Figure 7. EED delivered to the ARC of immature female rats inhibits GnRH pulse frequency without changing pulse amplitude

Seven days after stereotaxic delivery of lentiviral particles, ARC-ME explants derived from animals expressing GFP (LV-GFP, circles) or EED (LV-EED, triangles) were incubated for 4h in Krebs-Ringer-Bicarbonate buffer with the medium changed every 7.5min for assessment of pulsatile GnRH release. (a) Individual profiles of GnRH release from LV-GFP and LV-EED injected rats, n = 6 rats/group. Arrows indicate individual pulses. (b) Left panel: GnRH pulse frequency was significantly (t=25.5, p=0.026, Mann-Whitney Rank Sum test) reduced in LV-EED injected animals, as determined by an increase in interpulse interval; Middle panel: pulse amplitude remained unchanged (t=-0.307, p=0.765, Student t Test); Right panel: Total GnRH output/4h incubation was significantly (t=2.61, p=0.026, Student t test) reduced in the LV-EED treated animals. (c) Eed mRNA content was 4-fold higher (t=−5.77, p<0.001) and Kiss1 mRNA content 2 times lower (t=3.17, p=0.01) in LV-EED injected animals than in LV-GFP injected rats (Student t test, in all cases n=6 rats/group). Columns are means and vertical bars are S.E.M..
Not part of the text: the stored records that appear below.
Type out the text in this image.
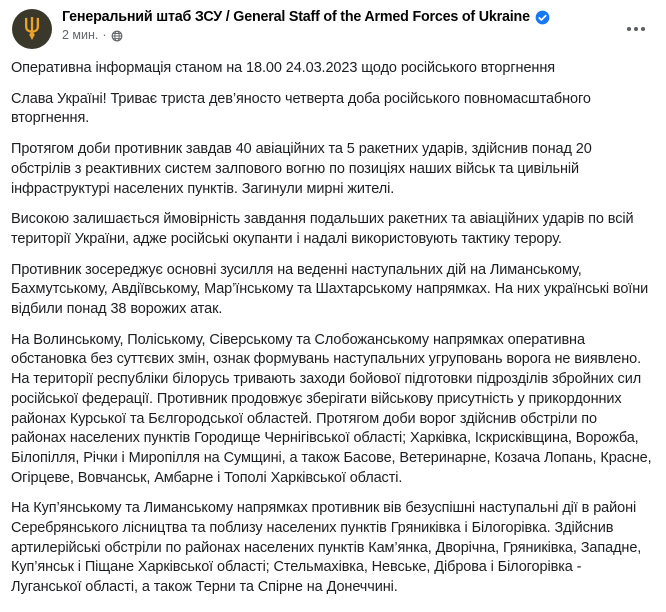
Генеральний штаб ЗСУ / General Staff of the Armed Forces of Ukraine
2 мин. ·

Оперативна інформація станом на 18.00 24.03.2023 щодо російського вторгнення

Слава Україні! Триває триста дев’яносто четверта доба російського повномасштабного вторгнення.

Протягом доби противник завдав 40 авіаційних та 5 ракетних ударів, здійснив понад 20 обстрілів з реактивних систем залпового вогню по позиціях наших військ та цивільній інфраструктурі населених пунктів. Загинули мирні жителі.

Високою залишається ймовірність завдання подальших ракетних та авіаційних ударів по всій території України, адже російські окупанти і надалі використовують тактику терору.

Противник зосереджує основні зусилля на веденні наступальних дій на Лиманському, Бахмутському, Авдіївському, Мар’їнському та Шахтарському напрямках. На них українські воїни відбили понад 38 ворожих атак.

На Волинському, Поліському, Сіверському та Слобожанському напрямках оперативна обстановка без суттєвих змін, ознак формувань наступальних угруповань ворога не виявлено. На території республіки білорусь тривають заходи бойової підготовки підрозділів збройних сил російської федерації. Противник продовжує зберігати військову присутність у прикордонних районах Курської та Бєлгородської областей. Протягом доби ворог здійснив обстріли по районах населених пунктів Городище Чернігівської області; Харківка, Іскрисківщина, Ворожба, Білопілля, Річки і Миропілля на Сумщині, а також Басове, Ветеринарне, Козача Лопань, Красне, Огірцеве, Вовчанськ, Амбарне і Тополі Харківської області.

На Куп’янському та Лиманському напрямках противник вів безуспішні наступальні дії в районі Серебрянського лісництва та поблизу населених пунктів Гряниківка і Білогорівка. Здійснив артилерійські обстріли по районах населених пунктів Кам’янка, Дворічна, Гряниківка, Западне, Куп’янськ і Піщане Харківської області; Стельмахівка, Невське, Діброва і Білогорівка - Луганської області, а також Терни та Спірне на Донеччині.
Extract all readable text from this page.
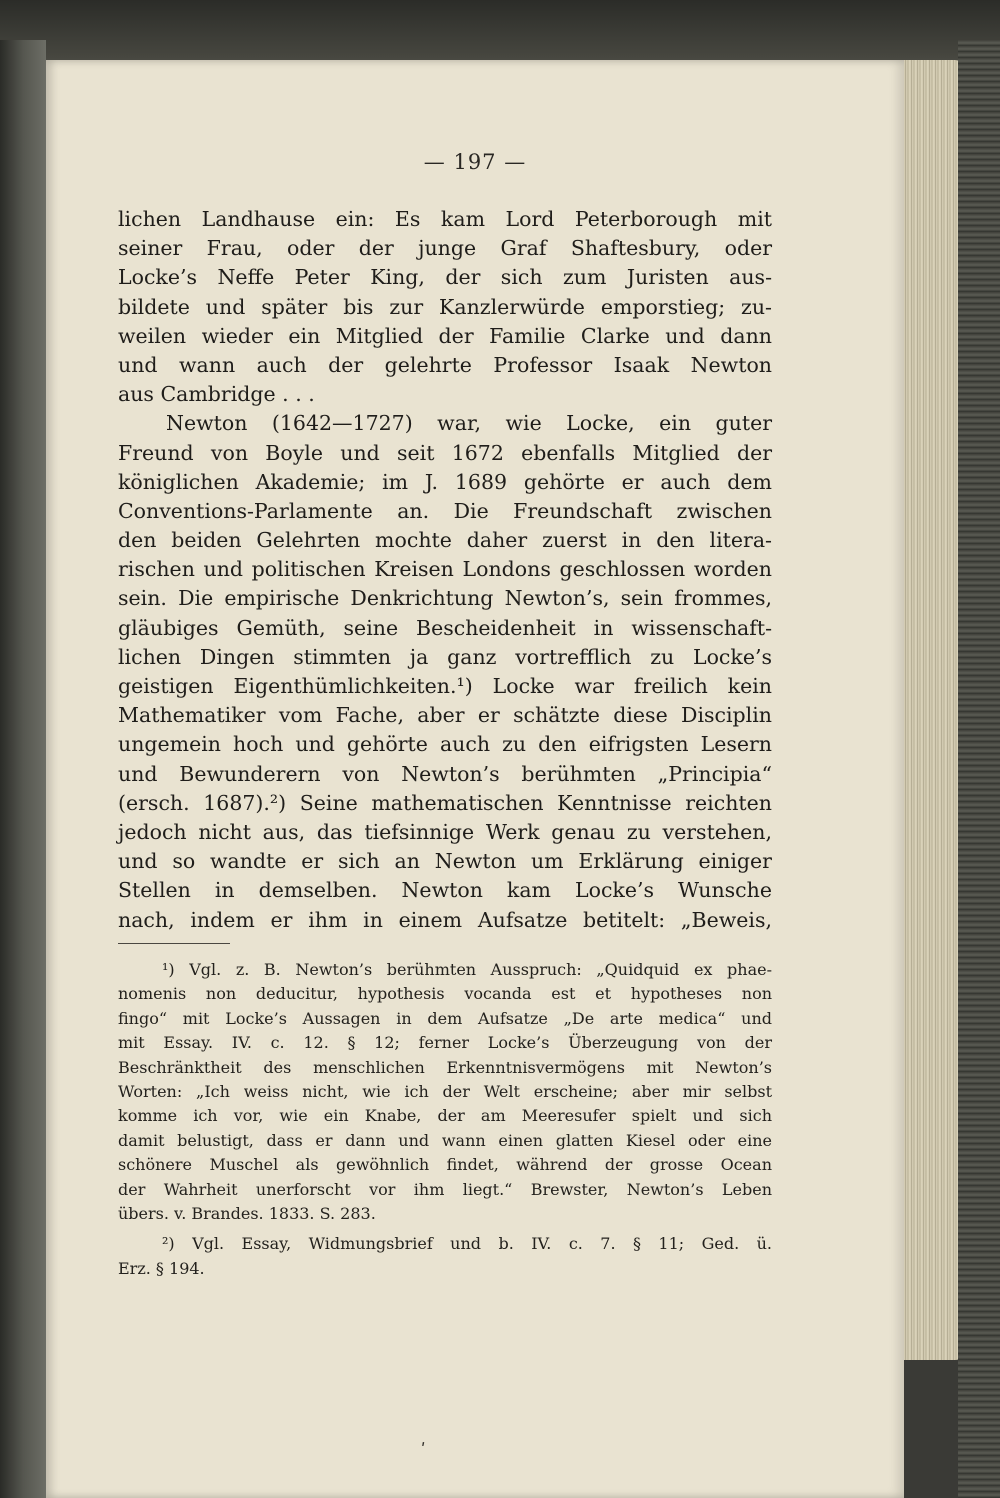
— 197 —
lichen Landhause ein: Es kam Lord Peterborough mit
seiner Frau, oder der junge Graf Shaftesbury, oder
Locke’s Neffe Peter King, der sich zum Juristen aus-
bildete und später bis zur Kanzlerwürde emporstieg; zu-
weilen wieder ein Mitglied der Familie Clarke und dann
und wann auch der gelehrte Professor Isaak Newton
aus Cambridge . . .
Newton (1642—1727) war, wie Locke, ein guter
Freund von Boyle und seit 1672 ebenfalls Mitglied der
königlichen Akademie; im J. 1689 gehörte er auch dem
Conventions-Parlamente an. Die Freundschaft zwischen
den beiden Gelehrten mochte daher zuerst in den litera-
rischen und politischen Kreisen Londons geschlossen worden
sein. Die empirische Denkrichtung Newton’s, sein frommes,
gläubiges Gemüth, seine Bescheidenheit in wissenschaft-
lichen Dingen stimmten ja ganz vortrefflich zu Locke’s
geistigen Eigenthümlichkeiten.¹) Locke war freilich kein
Mathematiker vom Fache, aber er schätzte diese Disciplin
ungemein hoch und gehörte auch zu den eifrigsten Lesern
und Bewunderern von Newton’s berühmten „Principia“
(ersch. 1687).²) Seine mathematischen Kenntnisse reichten
jedoch nicht aus, das tiefsinnige Werk genau zu verstehen,
und so wandte er sich an Newton um Erklärung einiger
Stellen in demselben. Newton kam Locke’s Wunsche
nach, indem er ihm in einem Aufsatze betitelt: „Beweis,
¹) Vgl. z. B. Newton’s berühmten Ausspruch: „Quidquid ex phae-
nomenis non deducitur, hypothesis vocanda est et hypotheses non
fingo“ mit Locke’s Aussagen in dem Aufsatze „De arte medica“ und
mit Essay. IV. c. 12. § 12; ferner Locke’s Überzeugung von der
Beschränktheit des menschlichen Erkenntnisvermögens mit Newton’s
Worten: „Ich weiss nicht, wie ich der Welt erscheine; aber mir selbst
komme ich vor, wie ein Knabe, der am Meeresufer spielt und sich
damit belustigt, dass er dann und wann einen glatten Kiesel oder eine
schönere Muschel als gewöhnlich findet, während der grosse Ocean
der Wahrheit unerforscht vor ihm liegt.“ Brewster, Newton’s Leben
übers. v. Brandes. 1833. S. 283.
²) Vgl. Essay, Widmungsbrief und b. IV. c. 7. § 11; Ged. ü.
Erz. § 194.
ʹ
Figure 8. EED delivered to the ARC of immature female rats delays puberty, disrupts estrous cycle and impairs fertility

(a) Estrous cycles of LV-GFP (circles) and LV-EED (triangles) injected animals. (b) Disruption of estrous cyclicity by LV-EED. Results are shown as percent time spent at each particular phase during a 21-day period. P = proestrous (t=11.96, p<0.001), E = estrous (t=−1.52, p=0.159), ED = transitional stage estrous-diestrous (t=−6.077, p<0.001), D = diestrous (t=7.203, p<0.001) (Student t Test, n= 5 rats/group). (c) Example of ovaries from LV-GFP and LV-EED injected rats collected on PND44. CL indicates corpora luea and arrows point to examples of antral follicles. Scale bars = 100μm. (d) Fertility rate measured as the number of pups delivered after exposing LV-GFP and LV-EED injected females to a fertile male. LV-EED in, injections correctly placed into the ARC; LV-EED out, misplaced injections located outside the ARC. (F_2,14=23.92, p<0.001, One Way ANOVA. n=5 rats/group). Columns are means and vertical bars are S.E.M. ***p<0.001 (ANOVA was followed by the SNK multiple comparison test for unequal replications to compare more than two groups).